Wrens looking forward to big week at rodeo

CNJ staff photo: Tony Bullocks Chad Mayfield, 10, right, of Clovis and Jayden Shearer, 12, of Muleshoe take part in Wednesday’s age 9-12 team roping first go round in the High Plains Junior Rodeo at Curry County Events Center. Mayfield and Shearer had a no-time on the run.

Dave Wagner

Texico’s Dalton Wren was a spectator on Wednesday, but he has a busy few days ahead in the annual High Plains Junior Rodeo at Curry County Events Center.

So does his sister, Audrey.

Dalton Wren, 15, will compete in calf roping, breakaway roping and chute dogging this weekend in the 13-15 age group while events for 13-year-old Audrey, still in the 9-12 age group, include pole bending beginning Wednesday and barrel racing, goat tying and breakaway roping later in the week.

They also team up in ribbon roping competition.

Both said they are quite competitive by nature when it comes to rodeo.

“I just expect to go out and compete to the best of my ability,” said Dalton, who will be a freshman at Texico High School in the fall and hopes to compete in the sport in college and perhaps as a professional.

Audrey, entering eighth grade, said she’s looking for a solid overall weekend.

“I want to do go in all (the events) and win the all-around saddle,” she said.

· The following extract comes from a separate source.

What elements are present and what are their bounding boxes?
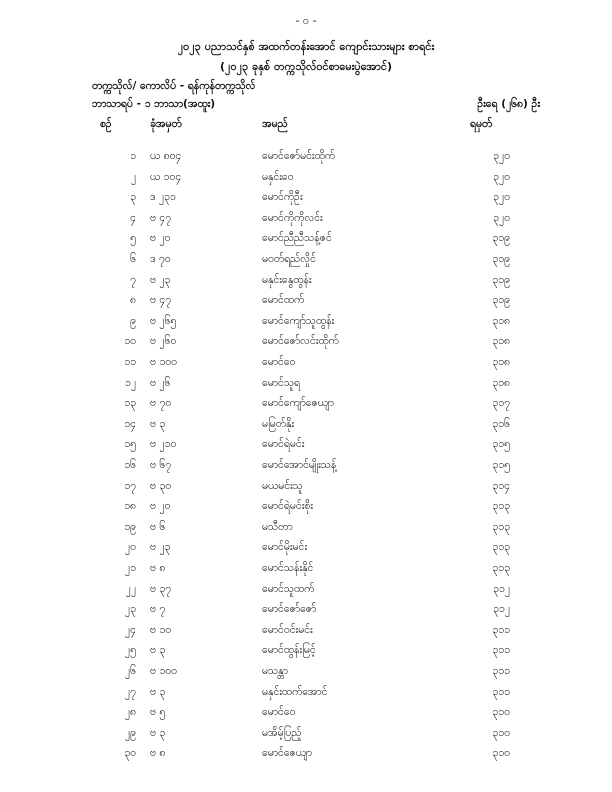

Dalton participates in football and Audrey in volleyball, basketball and track in school, but both have been heavily involved in rodeo for most of their young lives.

“I’ve just always liked horses and agriculture,” said Audrey, who added that her favorite rodeo event is barrels. “I’ll probably go on to college and rodeo, but I don’t think I’ll go pro.”

Dalton said football weight training is helpful in rodeoing.

“In football, you lift weights all rummer long, which helps you in handling the stock,” he said. “You use quite a bit of strength.

“I’ve always wanted to rodeo from the time I could walk. You’re surrounded by great people all the time, but you’re competing against yourself and trying to make yourself better.”

This week’s event, which wraps up on Saturday, has fewer participants than usual, High Plains Junior Rodeo Association secretary JoAnn Middleton said, noting the effect of the sluggish economy and high gas prices. She said just under 100 athletes are taking part in the showcase, down from the normal number of around 150.